Department of Education spokeswoman Debra Wexler said the list of eligible schools is still being worked on but officials "are completely confident that educators will want to be part of a program that rewards excellence."

Even Weingarten acknowledged that the program, despite relying too heavily on test scores, was better received than she had expected.

"For now, what we did was include enough checks and balances that this is something where the school staff has equal power with the principal to decide to go into this process and decide how the money gets distributed," she said.

Whether schools ultimately accept or refuse offers for the bonus pay, wary teachers maintain that aligning teacher rewards with student scores sets a bad precedent.

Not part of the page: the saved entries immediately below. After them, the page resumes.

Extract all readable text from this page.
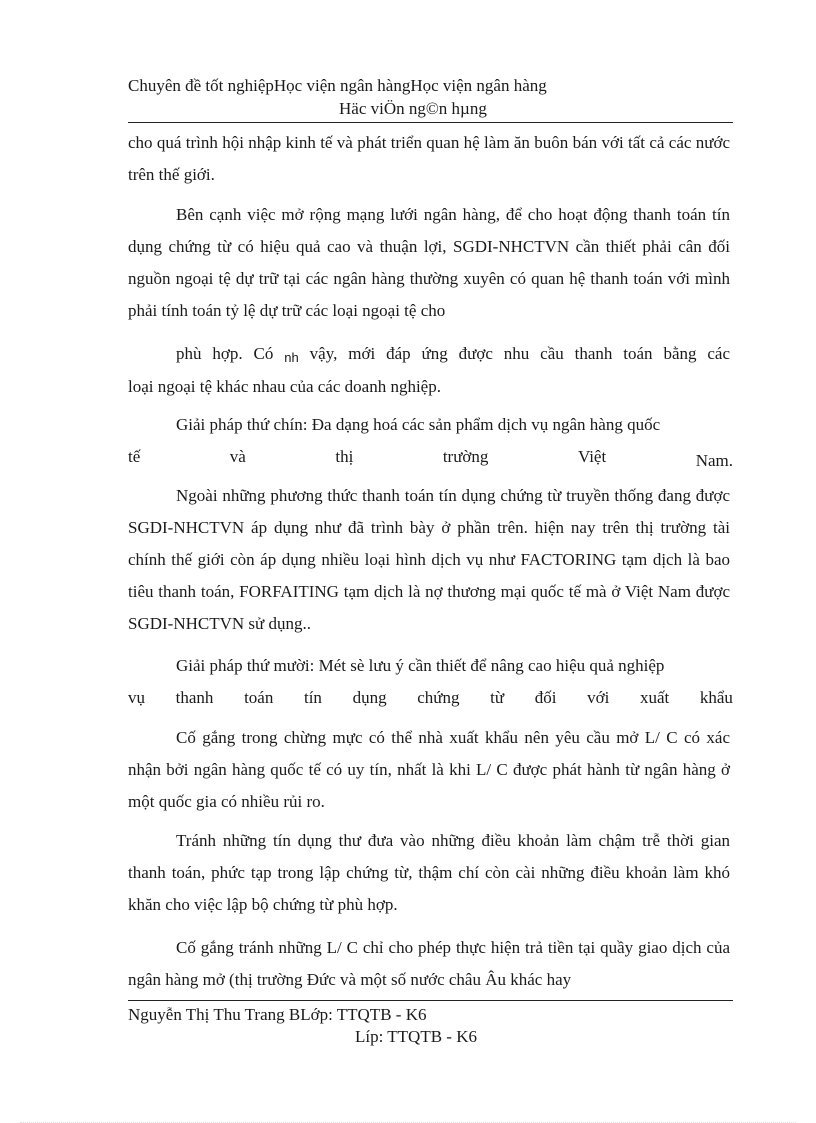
Chuyên đề tốt nghiệpHọc viện ngân hàngHọc viện ngân hàng
Häc viÖn ng©n hµng
cho quá trình hội nhập kinh tế và phát triển quan hệ làm ăn buôn bán với tất cả các nước trên thế giới.
Bên cạnh việc mở rộng mạng lưới ngân hàng, để cho hoạt động thanh toán tín dụng chứng từ có hiệu quả cao và thuận lợi, SGDI-NHCTVN cần thiết phải cân đối nguồn ngoại tệ dự trữ tại các ngân hàng thường xuyên có quan hệ thanh toán với mình phải tính toán tỷ lệ dự trữ các loại ngoại tệ cho
phù hợp. Có nh vậy, mới đáp ứng được nhu cầu thanh toán bằng các
loại ngoại tệ khác nhau của các doanh nghiệp.
Giải pháp thứ chín: Đa dạng hoá các sản phẩm dịch vụ ngân hàng quốc
tế	và	thị	trường	Việt	Nam.
Ngoài những phương thức thanh toán tín dụng chứng từ truyền thống đang được SGDI-NHCTVN áp dụng như đã trình bày ở phần trên. hiện nay trên thị trường tài chính thế giới còn áp dụng nhiều loại hình dịch vụ như FACTORING tạm dịch là bao tiêu thanh toán, FORFAITING tạm dịch là nợ thương mại quốc tế mà ở Việt Nam được SGDI-NHCTVN sử dụng..
Giải pháp thứ mười: Mét sè lưu ý cần thiết để nâng cao hiệu quả nghiệp
vụ thanh toán tín dụng chứng từ đối với xuất khẩu
Cố gắng trong chừng mực có thể nhà xuất khẩu nên yêu cầu mở L/ C có xác nhận bởi ngân hàng quốc tế có uy tín, nhất là khi L/ C được phát hành từ ngân hàng ở một quốc gia có nhiều rủi ro.
Tránh những tín dụng thư đưa vào những điều khoản làm chậm trễ thời gian thanh toán, phức tạp trong lập chứng từ, thậm chí còn cài những điều khoản làm khó khăn cho việc lập bộ chứng từ phù hợp.
Cố gắng tránh những L/ C chỉ cho phép thực hiện trả tiền tại quầy giao dịch của ngân hàng mở (thị trường Đức và một số nước châu Âu khác hay
Nguyễn Thị Thu Trang BLớp: TTQTB - K6
Líp: TTQTB - K6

"I think it lowers the standard of what good education is," said Lisa North, a literacy coach at PS 3 in Brooklyn.

Grading Public Schools by Jan, parent in Dist. 2
It is outrageous to me that our city's hard-working educators are being subjected to this narrow grading system. How humiliating! How reductive! Chancellor Klein has no idea how to work with or respect professional educators. My son's middle school received a C, and according to the DOE website, a school that receives a “C” 3 years in a row is subject to “consequences.”
This grade does not match my experience of the school in any respect. The school’s principal is stellar -- gifted and visionary. The teachers as well are smart, concerned, and committed; they bring a vibrancy and enthusiasm to a curriculum increasingly threatened to be overcome by test prep. The team of teachers from each grade meets regularly to discuss curriculum and individual students; if a student is falling behind, they are alerted immediately and work together to bring that student back. I am so angry that the chancellor is subjecting these hard-working educators to a meaningless and demoralizing grade.

The DOE’s miserly focus on assessment, their non-stop testing and grading, is deadening to our children – and now the DOE has found a way to demoralize our principals and teachers in the bargain. All the children in our city deserve the opportunity to experience a love of learning, the chance to be engaged in vibrant learning communities, and our educators deserve support.
My grade for the DOE? A resounding F. Unfortunately, I fear that their actions will now resound throughout the system, and it is our schools and children who will feel the “consequences” of this grade.